Hurricane Katrina Relief: Californians Lend A Helping Hand

The San Jose Mercury-News reports what some central Californians are doing to help alleviate the suffering of Hurricane Katrina's victims: (emphasis added)
Chris Kite, a Cisco Systems global manager, was planning to board the 11:40 p.m. red-eye flight to Houston on Friday night as a Red Cross volunteer. Though she's a risk manager in her day job, she has never done anything like this before.

Her decision to give up a holiday weekend camping trip with her husband and friends in Big Sur to help hurricane victims is only one example of the overwhelming desire Bay Area residents say they feel to do something, almost anything, to help out.

Kite packed her fast-drying underwear and mosquito repellent, and is wearing clothes with lots of pockets to stash the $100 bills friends and colleagues have given her.

"'Just give the money to the person who needs it the most', they tell me,'' said Kite, who expects to be assigned to a shelter. "I'm not scared, but I am a little anxious."
From cheerleaders to teachers, other Calfornians are doing their part to assist in the emergency:
Led by their coach, Palo Alto High School cheerleaders and dance team members are filling a moving van heading to Gulfport, Miss. with water, construction tools and clothes. Janie Patterson, a registered nurse from Santa Clara, expects to fly out today with her suitcase full of stethoscopes and scrubs. And she's also bringing along her trademark pink high water boots with red hearts. Katrina will be the eighth hurricane the Palo Alto Veteran's Hospital nurse has responded to since Hurricane Andrew in 1992 -- and she's never left her boots at home.

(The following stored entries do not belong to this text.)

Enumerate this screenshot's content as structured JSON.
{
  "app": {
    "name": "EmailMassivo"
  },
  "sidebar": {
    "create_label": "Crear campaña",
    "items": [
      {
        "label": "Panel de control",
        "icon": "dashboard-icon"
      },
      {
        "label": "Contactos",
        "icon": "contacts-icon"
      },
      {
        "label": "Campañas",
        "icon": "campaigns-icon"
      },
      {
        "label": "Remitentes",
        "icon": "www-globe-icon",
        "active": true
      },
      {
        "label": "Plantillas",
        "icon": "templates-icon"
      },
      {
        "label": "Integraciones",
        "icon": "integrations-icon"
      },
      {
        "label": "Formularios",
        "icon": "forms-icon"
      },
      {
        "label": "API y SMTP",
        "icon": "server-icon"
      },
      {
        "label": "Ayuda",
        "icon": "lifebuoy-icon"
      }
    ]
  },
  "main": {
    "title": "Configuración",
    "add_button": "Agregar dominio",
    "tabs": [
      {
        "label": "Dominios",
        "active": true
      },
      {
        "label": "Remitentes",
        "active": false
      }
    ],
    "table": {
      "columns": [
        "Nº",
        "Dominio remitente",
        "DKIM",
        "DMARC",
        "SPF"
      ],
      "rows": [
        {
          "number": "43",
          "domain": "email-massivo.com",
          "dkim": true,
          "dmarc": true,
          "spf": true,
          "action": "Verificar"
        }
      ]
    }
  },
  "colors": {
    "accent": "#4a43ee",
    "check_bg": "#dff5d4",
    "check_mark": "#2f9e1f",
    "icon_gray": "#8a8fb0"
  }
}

Katrina (yes, Katrina) Sullivan of San Jose, who went to New Orleans to celebrate her 21st birthday with her boyfriend last weekend, has been volunteering there, and is due home tonight. "It's a 21st birthday she'll never forget," said her mom, Sharon Sullivan.

And Will Scott is planning a 4,600-mile round-trip drive next week from San Jose to Baton Rouge in a 53-foot-long big rig, filled with 5,300 gallons of water. The trucker for TransPak of San Jose usually delivers high-tech equipment in Silicon Valley, and his company is applying for emergency special permits so he can drive out-of-state.

"It's really common for this kind of response to a tragedy, it's just more of it,'' said Ana-Marie Jones, who heads an Oakland-based non-profit group that specializes in getting disaster aid to poor, minority and disabled populations.

"When we had Loma Prieta, people got in their cars from everywhere and drove here. We have not had a tragedy of this magnitude or seen this level of destruction and the raw human suffering on American soil, and it's something few Americans have any capacity to accept.''

Many large valley firms, including Oracle and the law firm of Wilson Sonsini Goodrich & Rosati, are matching contributions of their employees for relief efforts. Cisco Systems and Apple sent e-mails encouraging employees to volunteer their talents -- and dozens stepped up.

The Santa Clara Valley Chapter of the American Red Cross had collected more than $250,000 for hurricane victims by mid-day Friday. It had also trained more than 100 volunteers, most of whom were headed for the region. The group is planning to train another 200 volunteers starting next week, and has a waiting list of another 300 people who are interested.

Local chapter spokeswoman Cynthia Shaw called the response unprecedented. The local chapter has been so inundated with calls for people wanting to contribute or volunteer the system crashed.

Palo Alto public schools are already hosting some students from the Gulf Coast, said associate superintendent Marilyn Cook. At St. Clare School, a Catholic elementary school in Santa Clara, almost all the students brought money for the hurricane victims to Mass on Friday. Principal Kathy Almazol said she encouraged students to give their own money, not simply ask their parents for a donation.

When Leigh Cambra, a Palo Alto High teacher and dance team coach, learned her family's Mountain View trucking company had just received a load from Gulfport, she jumped into action. "We didn't want that truck to go back empty," she said, and her team started a school-based drive to collect goods. She sent out a few e-mails, and the impromptu fund-raiser has taken off "far beyond expectations."

"We're hoping," she said Friday, "to send the truck back full."
These are excellent examples of the types of efforts that are going-on all over the country as folks are united in their resolve to assist their fellow Americans.